While the final Guidelines largely maintain the same aggressive positions of the draft, they introduce more nuanced language that signals more openness to rebuttal evidence than the Draft Guidelines. The most apparent change is an across-the-board shift away from a flat prohibition on certain effects and toward a more traditional warning about the possible consequences when those effects are present. This is an important change to the draft language, which had come under fire for appearing to set forth several rules of per se illegality. For example, in Guideline 2, the draft language stated that “mergers should not eliminate substantial competition between firms,” (emphasis added), signaling the possibility that the agencies would challenge any merger between rivals even when remaining competitors would discipline any post-merger attempt to raise prices or reduce output or quality. In contrast, the final language states that “mergers can violate the law when they eliminate substantial competition between firms” (emphasis added), affirming what has always been the case.
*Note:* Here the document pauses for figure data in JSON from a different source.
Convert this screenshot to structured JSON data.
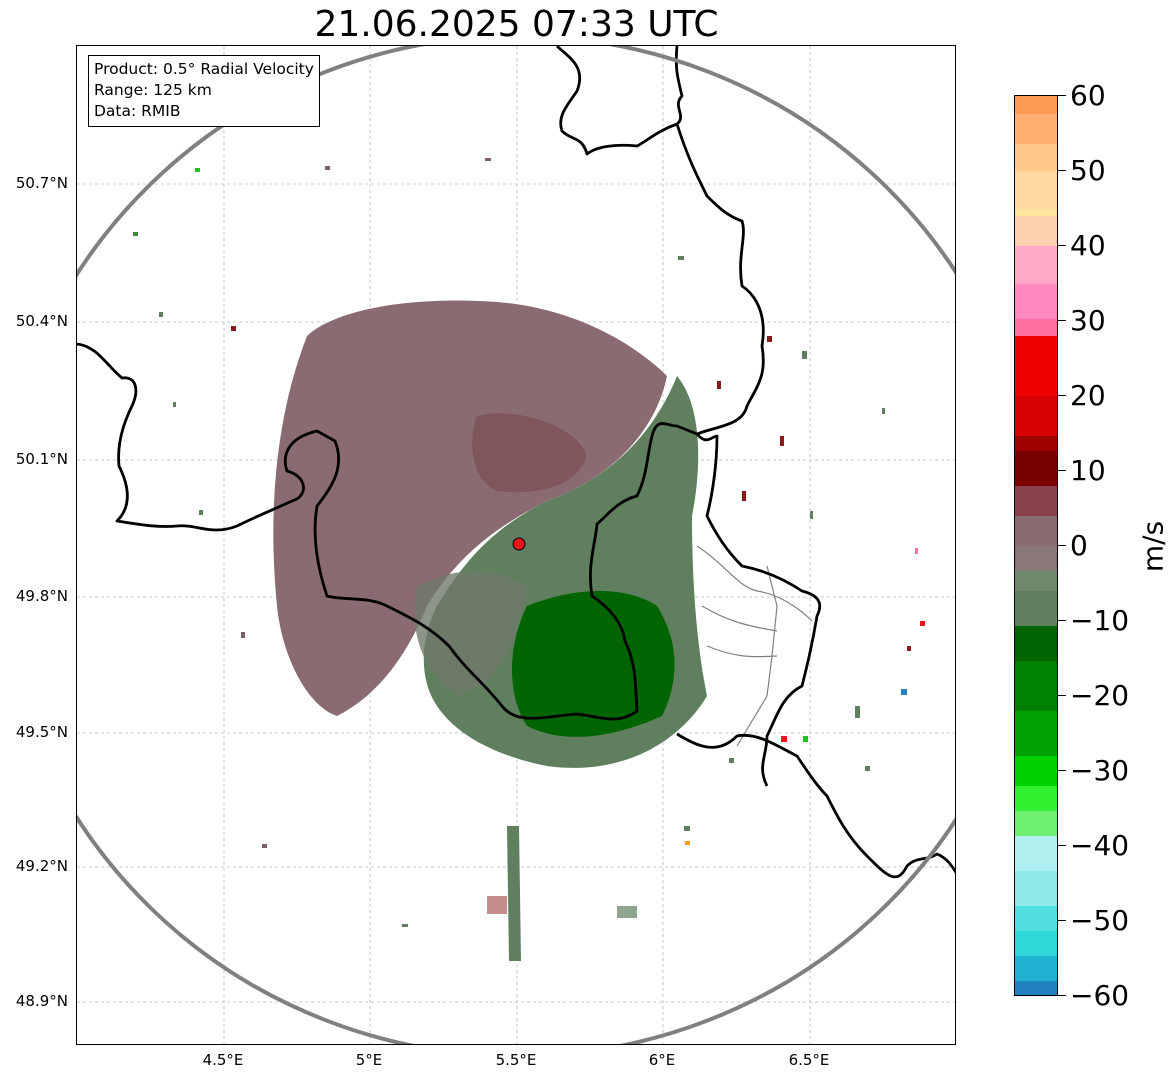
{
  "title": "21.06.2025 07:33 UTC",
  "info": {
    "product": "Product: 0.5° Radial Velocity",
    "range": "Range: 125 km",
    "source": "Data: RMIB"
  },
  "lat_ticks": [
    "50.7°N",
    "50.4°N",
    "50.1°N",
    "49.8°N",
    "49.5°N",
    "49.2°N",
    "48.9°N"
  ],
  "lon_ticks": [
    "4.5°E",
    "5°E",
    "5.5°E",
    "6°E",
    "6.5°E"
  ],
  "colorbar": {
    "unit": "m/s",
    "min": -60,
    "max": 60,
    "tick_labels": [
      "60",
      "50",
      "40",
      "30",
      "20",
      "10",
      "0",
      "−10",
      "−20",
      "−30",
      "−40",
      "−50",
      "−60"
    ]
  },
  "colors": {
    "inbound_strong": "#006400",
    "inbound_mid": "#5f7f5f",
    "outbound_mid": "#8a6b72",
    "range_ring": "#808080",
    "radar_site": "#e8141e",
    "border": "#000000"
  }
}
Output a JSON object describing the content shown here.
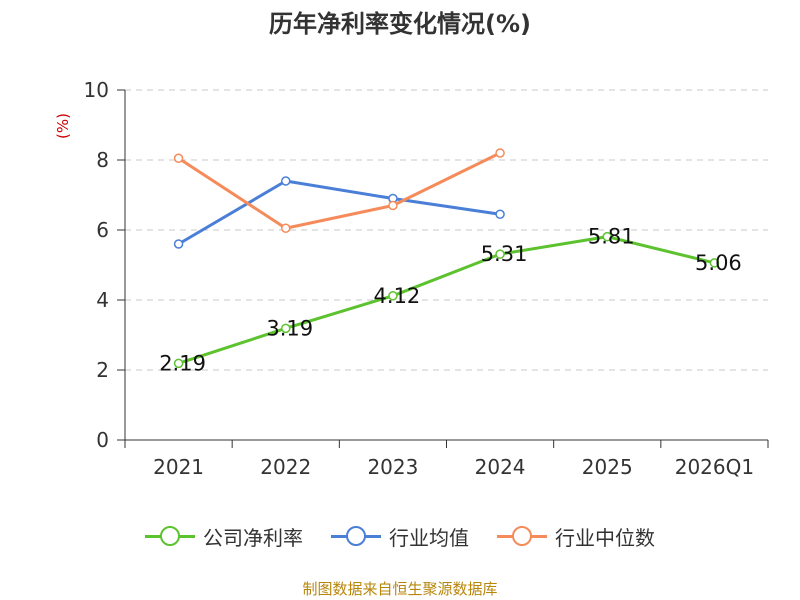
{
  "chart_data": {
    "type": "line",
    "title": "历年净利率变化情况(%)",
    "ylabel": "(%)",
    "xlabel": "",
    "categories": [
      "2021",
      "2022",
      "2023",
      "2024",
      "2025",
      "2026Q1"
    ],
    "ylim": [
      0,
      10
    ],
    "yticks": [
      0,
      2,
      4,
      6,
      8,
      10
    ],
    "grid": true,
    "legend_position": "bottom",
    "series": [
      {
        "name": "公司净利率",
        "color": "#5cc22e",
        "values": [
          2.19,
          3.19,
          4.12,
          5.31,
          5.81,
          5.06
        ],
        "data_labels": [
          "2.19",
          "3.19",
          "4.12",
          "5.31",
          "5.81",
          "5.06"
        ]
      },
      {
        "name": "行业均值",
        "color": "#4a7fd8",
        "values": [
          5.6,
          7.4,
          6.9,
          6.45,
          null,
          null
        ]
      },
      {
        "name": "行业中位数",
        "color": "#f58b5a",
        "values": [
          8.05,
          6.05,
          6.7,
          8.2,
          null,
          null
        ]
      }
    ]
  },
  "footer": {
    "source": "制图数据来自恒生聚源数据库"
  }
}
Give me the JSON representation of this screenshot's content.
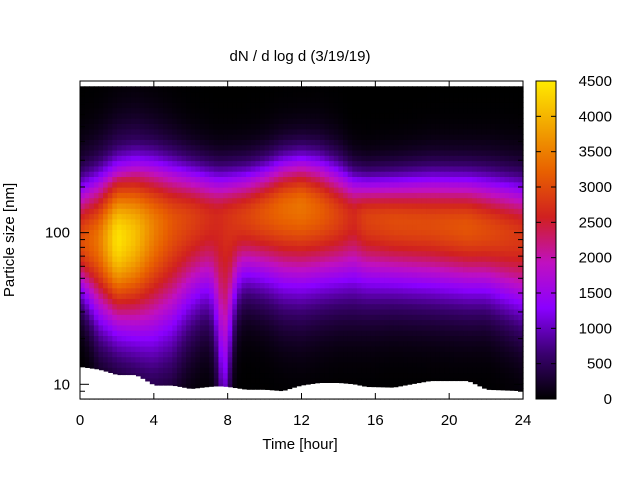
{
  "chart_data": {
    "type": "heatmap",
    "title": "dN / d log d (3/19/19)",
    "xlabel": "Time [hour]",
    "ylabel": "Particle size [nm]",
    "xlim": [
      0,
      24
    ],
    "ylim": [
      8,
      1000
    ],
    "y_scale": "log",
    "x_ticks": [
      0,
      4,
      8,
      12,
      16,
      20,
      24
    ],
    "x_tick_labels": [
      "0",
      "4",
      "8",
      "12",
      "16",
      "20",
      "24"
    ],
    "y_ticks": [
      10,
      100
    ],
    "y_tick_labels": [
      "10",
      "100"
    ],
    "colorbar": {
      "range": [
        0,
        4500
      ],
      "ticks": [
        0,
        500,
        1000,
        1500,
        2000,
        2500,
        3000,
        3500,
        4000,
        4500
      ],
      "tick_labels": [
        "0",
        "500",
        "1000",
        "1500",
        "2000",
        "2500",
        "3000",
        "3500",
        "4000",
        "4500"
      ],
      "palette": [
        "#000000",
        "#3a0070",
        "#8a00ff",
        "#c010c0",
        "#d02020",
        "#e86000",
        "#f2a500",
        "#ffea00"
      ]
    },
    "profile_hours": [
      0,
      1,
      2,
      3,
      4,
      5,
      6,
      7,
      7.5,
      8,
      9,
      10,
      11,
      12,
      13,
      14,
      14.8,
      15.5,
      17,
      19,
      21,
      22,
      24
    ],
    "peak_concentration": [
      3000,
      3400,
      4450,
      4100,
      3500,
      3100,
      2900,
      2700,
      2650,
      2750,
      2900,
      3100,
      3300,
      3400,
      3200,
      2900,
      2650,
      2900,
      3000,
      3000,
      3100,
      3000,
      2800
    ],
    "peak_diameter_nm": [
      88,
      90,
      92,
      98,
      110,
      118,
      125,
      125,
      125,
      125,
      128,
      135,
      145,
      150,
      140,
      130,
      128,
      125,
      120,
      115,
      110,
      105,
      95
    ],
    "upper_edge_nm": [
      180,
      200,
      220,
      240,
      250,
      245,
      235,
      225,
      220,
      220,
      225,
      240,
      265,
      275,
      265,
      240,
      215,
      205,
      205,
      210,
      205,
      200,
      185
    ],
    "lower_tail_nm": [
      45,
      32,
      30,
      28,
      26,
      28,
      38,
      45,
      48,
      52,
      56,
      55,
      52,
      52,
      52,
      51,
      50,
      50,
      50,
      48,
      46,
      45,
      35
    ],
    "lower_dip_hours": [
      7.8
    ],
    "lower_dip_min_nm": [
      13
    ],
    "cutoff_nm": [
      13,
      12.5,
      11.5,
      11.5,
      9.8,
      9.8,
      9.3,
      9.6,
      9.7,
      9.6,
      9.2,
      9.2,
      9.0,
      9.8,
      10.2,
      10.2,
      10.0,
      9.6,
      9.5,
      10.5,
      10.5,
      9.2,
      9.0
    ]
  }
}
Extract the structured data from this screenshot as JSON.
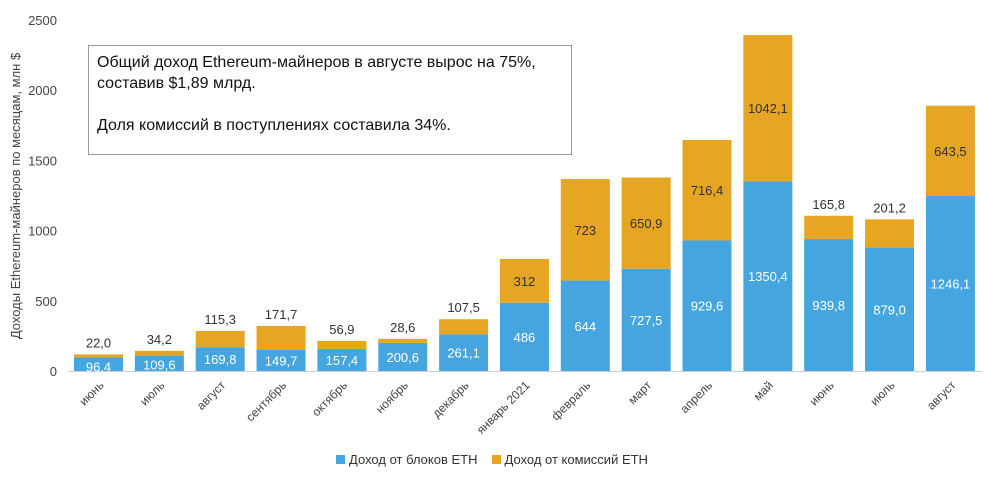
{
  "chart_data": {
    "type": "bar",
    "stacked": true,
    "ylabel": "Доходы Ethereum-майнеров по месяцам, млн $",
    "ylim": [
      0,
      2500
    ],
    "yticks": [
      "0",
      "500",
      "1000",
      "1500",
      "2000",
      "2500"
    ],
    "ytick_values": [
      0,
      500,
      1000,
      1500,
      2000,
      2500
    ],
    "grid": false,
    "legend_position": "bottom",
    "categories": [
      "июнь",
      "июль",
      "август",
      "сентябрь",
      "октябрь",
      "ноябрь",
      "декабрь",
      "январь 2021",
      "февраль",
      "март",
      "апрель",
      "май",
      "июнь",
      "июль",
      "август"
    ],
    "series": [
      {
        "name": "Доход от блоков ETH",
        "color": "#45a5de",
        "values": [
          96.4,
          109.6,
          169.8,
          149.7,
          157.4,
          200.6,
          261.1,
          486,
          644,
          727.5,
          929.6,
          1350.4,
          939.8,
          879.0,
          1246.1
        ],
        "labels": [
          "96,4",
          "109,6",
          "169,8",
          "149,7",
          "157,4",
          "200,6",
          "261,1",
          "486",
          "644",
          "727,5",
          "929,6",
          "1350,4",
          "939,8",
          "879,0",
          "1246,1"
        ]
      },
      {
        "name": "Доход от комиссий ETH",
        "color": "#e6a522",
        "values": [
          22.0,
          34.2,
          115.3,
          171.7,
          56.9,
          28.6,
          107.5,
          312,
          723,
          650.9,
          716.4,
          1042.1,
          165.8,
          201.2,
          643.5
        ],
        "labels": [
          "22,0",
          "34,2",
          "115,3",
          "171,7",
          "56,9",
          "28,6",
          "107,5",
          "312",
          "723",
          "650,9",
          "716,4",
          "1042,1",
          "165,8",
          "201,2",
          "643,5"
        ]
      }
    ],
    "annotation": {
      "line1": "Общий доход Ethereum-майнеров в августе вырос на 75%, составив $1,89 млрд.",
      "line2": "Доля комиссий в поступлениях составила 34%."
    }
  }
}
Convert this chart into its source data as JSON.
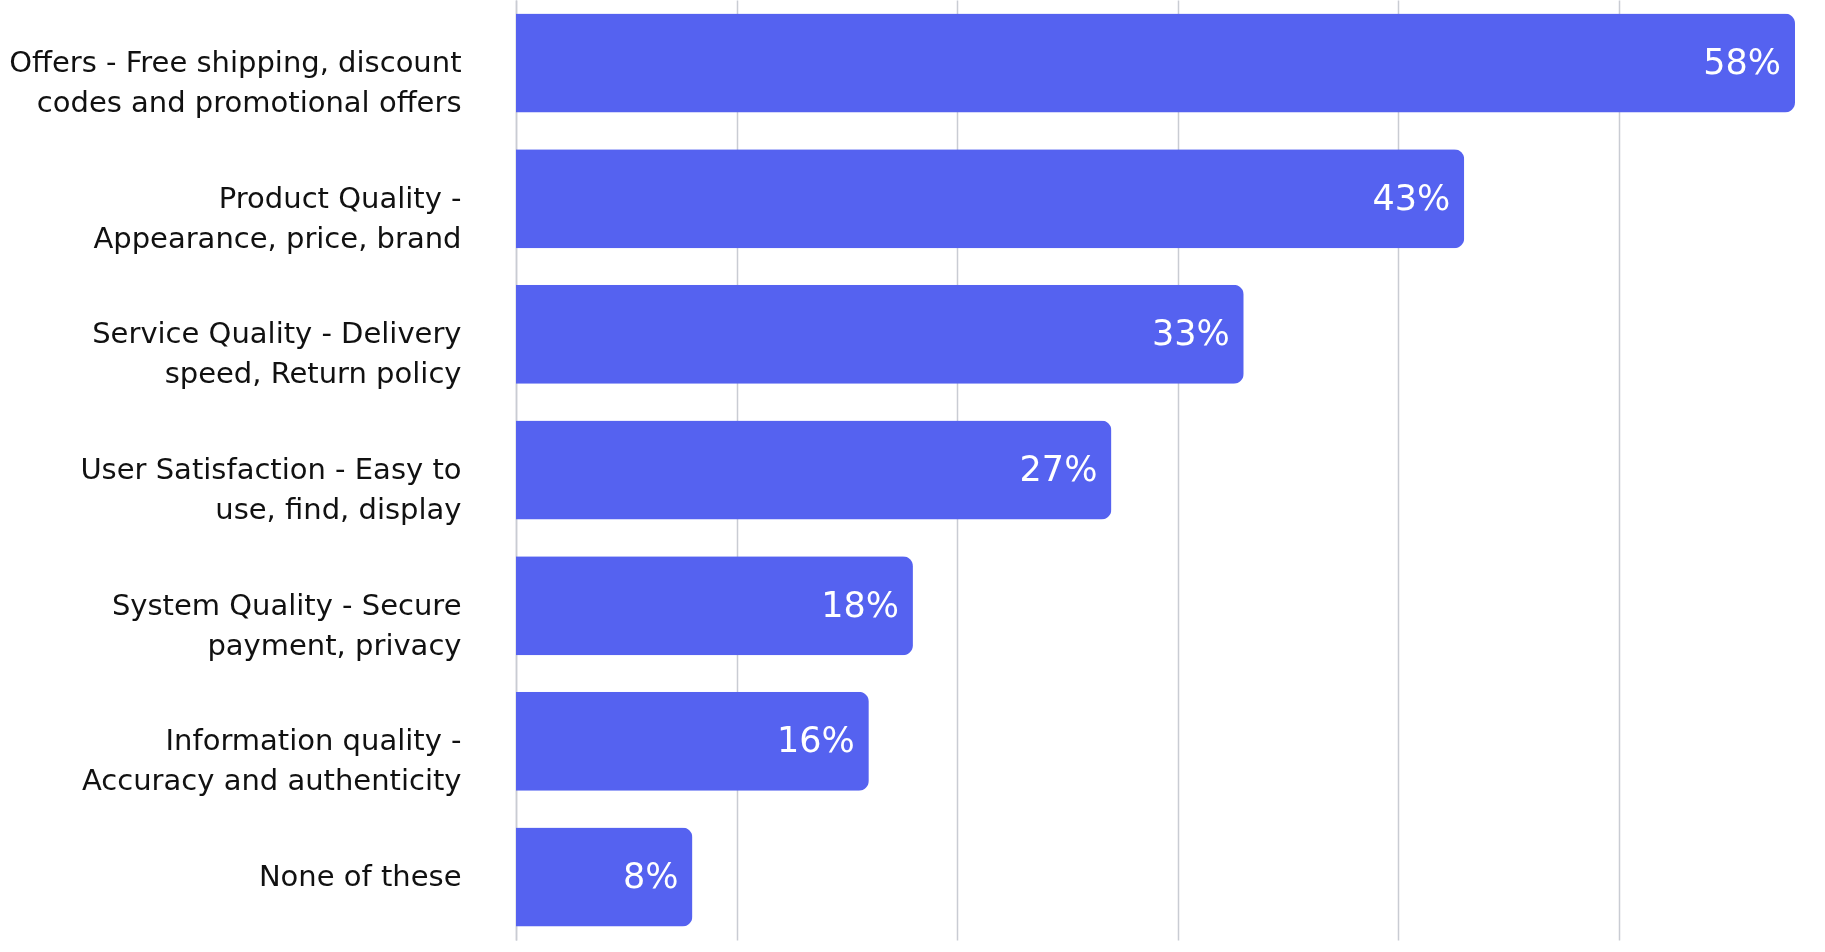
{
  "chart_data": {
    "type": "bar",
    "orientation": "horizontal",
    "categories": [
      "Offers - Free shipping, discount\ncodes and promotional offers",
      "Product Quality -\nAppearance, price, brand",
      "Service Quality - Delivery\nspeed, Return policy",
      "User Satisfaction - Easy to\nuse, find, display",
      "System Quality - Secure\npayment, privacy",
      "Information quality -\nAccuracy and authenticity",
      "None of these"
    ],
    "values": [
      58,
      43,
      33,
      27,
      18,
      16,
      8
    ],
    "value_labels": [
      "58%",
      "43%",
      "33%",
      "27%",
      "18%",
      "16%",
      "8%"
    ],
    "color": "#5562f0",
    "xlim": [
      0,
      58
    ],
    "xticks": [
      {
        "value": 0,
        "label": null
      },
      {
        "value": 10,
        "label": null
      },
      {
        "value": 20,
        "label": null
      },
      {
        "value": 30,
        "label": null
      },
      {
        "value": 40,
        "label": null
      },
      {
        "value": 50,
        "label": null
      }
    ],
    "grid": "x"
  }
}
Other changes similarly addressed critiques received during the comment period. For example, the final Guidelines eliminated a draft guideline separately addressing vertical merger concerns. They also eliminated a “catch-all” guideline that condemned mergers that “otherwise” substantially lessened competition (Draft Guideline 13), a provision heavily criticized for eliminating all predictability in enforcement, which is the primary reason for publishing guidelines at all.

Even with the final Guidelines’ changes from the draft, the Guidelines represent a much more aggressive enforcement approach over the 2010 Guidelines. For example, the 2023 Guidelines significantly lower the concentration threshold at which competitive harm from a merger is presumed, setting the bar for presumptive illegality at a level of concentration and market share that the 2010 Guidelines considered only potentially problematic. In addition, the final Guidelines adopt an expansive definition of actionable competitive harm that encompasses not only price increases or quality or output decreases, but any “worsening of the terms along any dimension of competition,” such as quality, service, capacity investment, product choice or features, or innovative effort. Although these are well-recognized facets of competition, the Guidelines use them, for the first time, to define who is a market participant. This potentially excludes from the market any firms that may not detect and respond to an incumbent’s small but significant reduction in, for example, its confidential capital budget or its R&D budget (which is most likely all other firms). The incorporation of such hard-to-measure standards effectively gives the agencies carte blanche to define the competitor field in the way most advantageous to a challenge by excluding significant competitors from the relevant market simply because they do not have the ability to detect and respond to these changes. Although agency practice may not exploit this ability in all cases, the chief economists for both agencies affirmed on December 19th that the intent is to “facilitate the application of these principles in a wide range of circumstances.”

The aggressive policies reflected in the Guidelines will be tested in court, and they face an uncertain prospect of success. It is happening already. The final Guidelines doubled down on the draft’s condemnation of mergers that eliminate potential or nascent competitors, and established a higher bar for rebuttals based on likely competitive entry than the agency would need to establish the required threat of competitive harm. Yet this was the theory on which the FTC brought and lost its challenges to Meta’s acquisition of Within Unlimited and Microsoft’s acquisition of Activision Blizzard (appeal pending before the Ninth Circuit). If there develops a significant divide between the Guidelines and court decisions, the utility of the Guidelines will diminish.